L’Union européenne se veut et se proclame « ouverte et inclusive ». Et pense qu’il convient de donner sans cesse des preuves de son « ouverture » et de son caractère « inclusif ». Inclusif des minorités mais exclusif de la majorité qui doit faire profil bas car elle incarne nécessairement le schéma néo-marxiste du dominant/dominé. La démocratie, qui a pour principe de fonctionnement que la majorité gouverne, doit donc s’estomper pour faire place à l’eurocrature qui la surplombe et à la dictature des minorités qui la mine de l’intérieur, au nom des « valeurs européennes » et des « principes démocratiques » qui remplacent la démocratie concrète.

La lutte contre la « stigmatisation » et « l’exclusion » trouve à se manifester de façon emblématique dans l’attitude à l’égard de l’Islam. Par peur de se faire accuser de racisme, l’islam est devenu la seule religion qu’il est interdit de critiquer. Mais, jusqu’à la preuve du contraire, l’Islam n’est pas une race.

Pour démontrer à tous combien elle est ouverte et amicale pour le monde musulman, l’UE ne cesse de se soumettre et de prouver, dans sa communication, son caractère philo-islamique et de se défendre de toute racine chrétienne.

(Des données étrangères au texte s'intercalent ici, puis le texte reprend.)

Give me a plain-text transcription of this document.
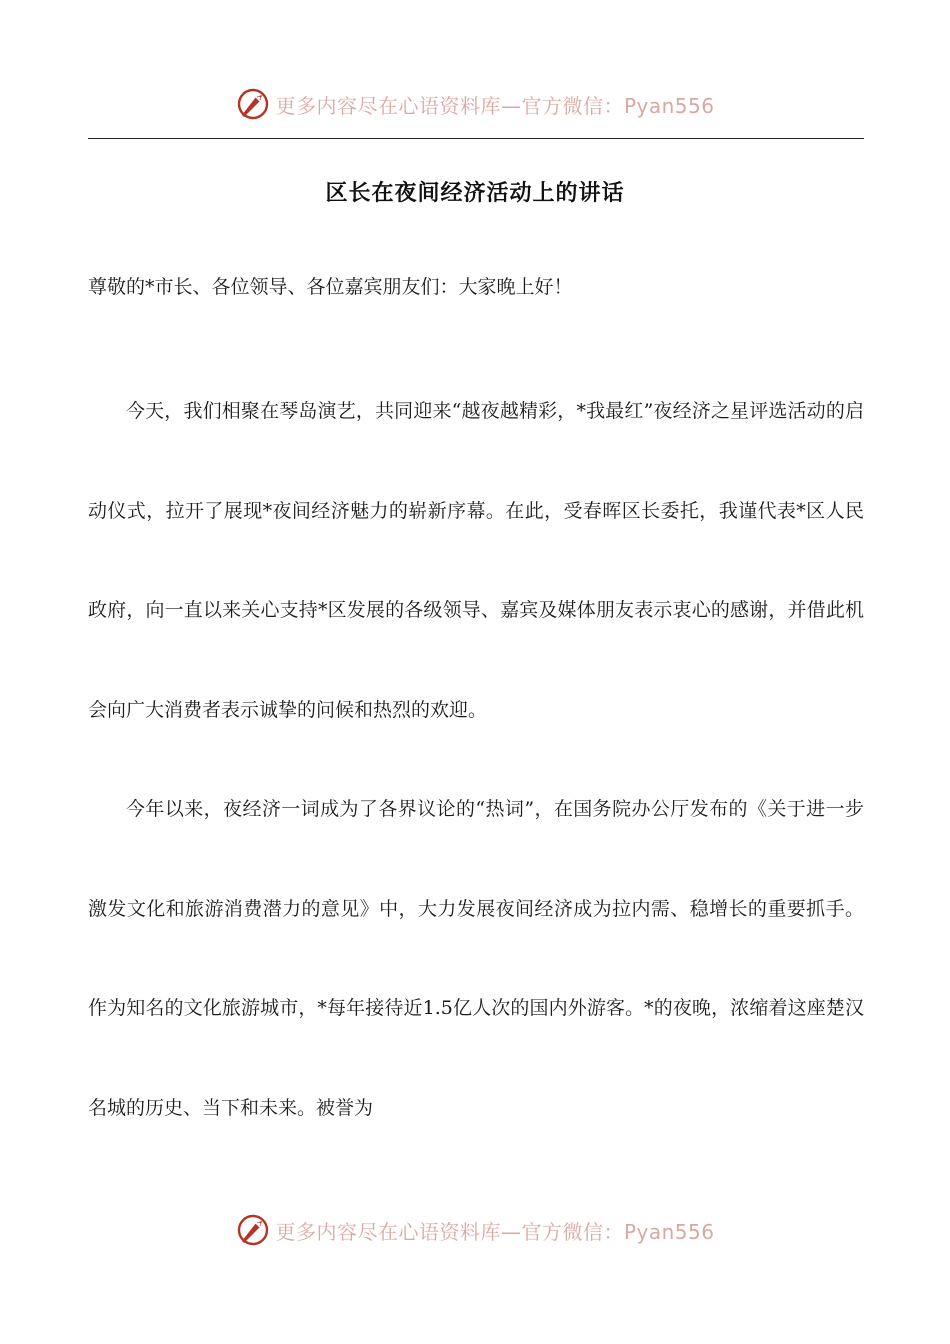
更多内容尽在心语资料库—官方微信：Pyan556
区长在夜间经济活动上的讲话

尊敬的*市长、各位领导、各位嘉宾朋友们：大家晚上好！

今天，我们相聚在琴岛演艺，共同迎来“越夜越精彩，*我最红”夜经济之星评选活动的启动仪式，拉开了展现*夜间经济魅力的崭新序幕。在此，受春晖区长委托，我谨代表*区人民政府，向一直以来关心支持*区发展的各级领导、嘉宾及媒体朋友表示衷心的感谢，并借此机会向广大消费者表示诚挚的问候和热烈的欢迎。

今年以来，夜经济一词成为了各界议论的“热词”，在国务院办公厅发布的《关于进一步激发文化和旅游消费潜力的意见》中，大力发展夜间经济成为拉内需、稳增长的重要抓手。作为知名的文化旅游城市，*每年接待近1.5亿人次的国内外游客。*的夜晚，浓缩着这座楚汉名城的历史、当下和未来。被誉为

更多内容尽在心语资料库—官方微信：Pyan556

Chacun se souvient qu’en octobre 2021 avait été diffusé « par erreur », mais sous l’autorité de Mme Helena Dalli, Commissaire européenne à l’égalité, un « Guide pratique sur la façon de communiquer de manière inclusive avec la jeunesse internationale » rédigé par l’Erasmus student network, organisation étudiante fondée à Gand le 16 octobre 1989 pour l’accueil et l’intégration des étudiants étrangers. Il était recommandé aux fonctionnaires européens de s’y référer dans l’ensemble de leur communication et préconisé, par exemple, de ne plus souhaiter un joyeux Noël, et, pire encore, de ne pas utiliser des prénoms typiques d’une religion comme « Maria et John ». La Commission voulait ainsi rappeler de ne pas « présupposer que tout le monde est chrétien ». Au nom de l’inclusion, on excluait ainsi la majorité des européens au nom d’un délire transcivilisationnel qui vise, en pratique à purger ce qui reste de civilisation européenne de ses origines et valeurs chrétiennes. Ce qui est contraire à l’article 3 du traité de l’Union européenne qui indique que celle-ci : « veille à la sauvegarde et au développement du patrimoine culturel européen ». La Commission viole ainsi ses propres obligations puisqu’elle est supposée être gardienne des traités. Elle fait de plus une pression indirecte sur ses agents en suggérant qu’il existe de « mauvais prénoms », comme par hasard les prénoms chrétiens.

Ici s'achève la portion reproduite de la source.